I made a mental calculation, nine-fifteen here, that made it a quarter past three in the morning in Pennsylvania.
“Gali, it’s—”
“Oh, don’t freakin’ tell me what time it is! All of a sudden you want to play big sister? I’ll tell you what time it is! Time to book your fu—your flight home!”
“Are you alone?” Red flashing lights popped in my brain. Drinking, fine. Wine, even better. But alone?
“No. I mean yes. I mean the children, well, asleep. And so’s Leo. Anyway, Daddy apparently has something to tell us. Some big secret.” Her voice went quiet on the last word.
My heart shuddered. “Can’t he tell us when he comes in November?”

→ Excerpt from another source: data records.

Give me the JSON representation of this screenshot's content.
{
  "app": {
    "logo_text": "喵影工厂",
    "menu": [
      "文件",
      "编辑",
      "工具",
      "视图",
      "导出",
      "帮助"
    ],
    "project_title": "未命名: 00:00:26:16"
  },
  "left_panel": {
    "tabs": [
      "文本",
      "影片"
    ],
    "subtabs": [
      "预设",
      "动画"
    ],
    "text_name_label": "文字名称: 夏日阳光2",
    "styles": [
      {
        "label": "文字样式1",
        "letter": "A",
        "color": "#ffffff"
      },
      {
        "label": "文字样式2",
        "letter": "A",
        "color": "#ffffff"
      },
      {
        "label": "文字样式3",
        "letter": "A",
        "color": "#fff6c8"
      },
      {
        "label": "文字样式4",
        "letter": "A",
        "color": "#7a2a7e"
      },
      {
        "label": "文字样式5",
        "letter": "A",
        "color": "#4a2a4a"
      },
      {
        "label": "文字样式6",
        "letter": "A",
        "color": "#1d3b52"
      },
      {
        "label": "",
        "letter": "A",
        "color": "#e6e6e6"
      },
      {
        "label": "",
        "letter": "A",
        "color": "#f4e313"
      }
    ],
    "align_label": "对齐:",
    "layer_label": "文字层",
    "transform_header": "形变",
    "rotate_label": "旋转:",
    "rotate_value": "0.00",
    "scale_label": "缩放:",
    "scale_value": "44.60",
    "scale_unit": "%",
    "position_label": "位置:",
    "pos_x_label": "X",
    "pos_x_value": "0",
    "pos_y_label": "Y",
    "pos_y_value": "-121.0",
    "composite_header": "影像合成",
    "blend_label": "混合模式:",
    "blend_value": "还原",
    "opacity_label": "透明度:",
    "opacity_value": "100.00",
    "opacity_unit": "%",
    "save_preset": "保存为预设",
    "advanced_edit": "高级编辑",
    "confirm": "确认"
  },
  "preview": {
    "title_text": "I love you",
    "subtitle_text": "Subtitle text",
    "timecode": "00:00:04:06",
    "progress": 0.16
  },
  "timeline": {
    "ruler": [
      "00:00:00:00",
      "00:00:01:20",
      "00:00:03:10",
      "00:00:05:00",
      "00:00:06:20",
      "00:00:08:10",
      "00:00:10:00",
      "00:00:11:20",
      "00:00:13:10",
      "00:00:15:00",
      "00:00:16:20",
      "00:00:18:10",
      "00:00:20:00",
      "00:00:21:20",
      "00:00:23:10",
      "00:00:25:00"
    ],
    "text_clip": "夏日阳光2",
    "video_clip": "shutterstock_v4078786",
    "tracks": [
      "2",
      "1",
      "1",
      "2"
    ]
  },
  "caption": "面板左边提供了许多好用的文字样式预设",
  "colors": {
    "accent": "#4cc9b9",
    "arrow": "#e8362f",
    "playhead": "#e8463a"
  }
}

“I don’t know. Why don’t you ask him.”
“Right.” I was glad no one else was around to read the lack of enthusiasm on my face at the prospect of Daddy’s yearly visit. Gali’s voice brought me back, her voice and a strange strangling noise at the other end of the line.
“Are you crying?” I asked.
“Ana’s retiring, and I don’t know what I’m going to do.”
“Oh no. What happened?” Part of me listened to my sister while my brain searched for a plausible excuse to get out of this. Nothing. Yet.
“Gali, listen to me. Put the bottle away. Rinse out your glass. Drink water and go to bed next to that wonderful sexy husband of yours. We’ll talk later but right now, you need to rest.”
“Okay.” Gali sighed and the sound made me tired. I stood and looked out the window. Try as I might, I couldn’t recapture my earlier joy.
I got out the chamois cloth and a bucket of warm water with vinegar and cleaned the bay windows until they sparkled. When I was finished, I put on a sweater and went out to the garden to rake the leaves. Then I did something I hadn’t done in years. I went into the kitchen and methodically, piece by piece, devoured the entire baguette slathered in butter. After throwing up in the bathroom, I washed my face, brushed my teeth, and redid my makeup. Then I went out to buy more bread.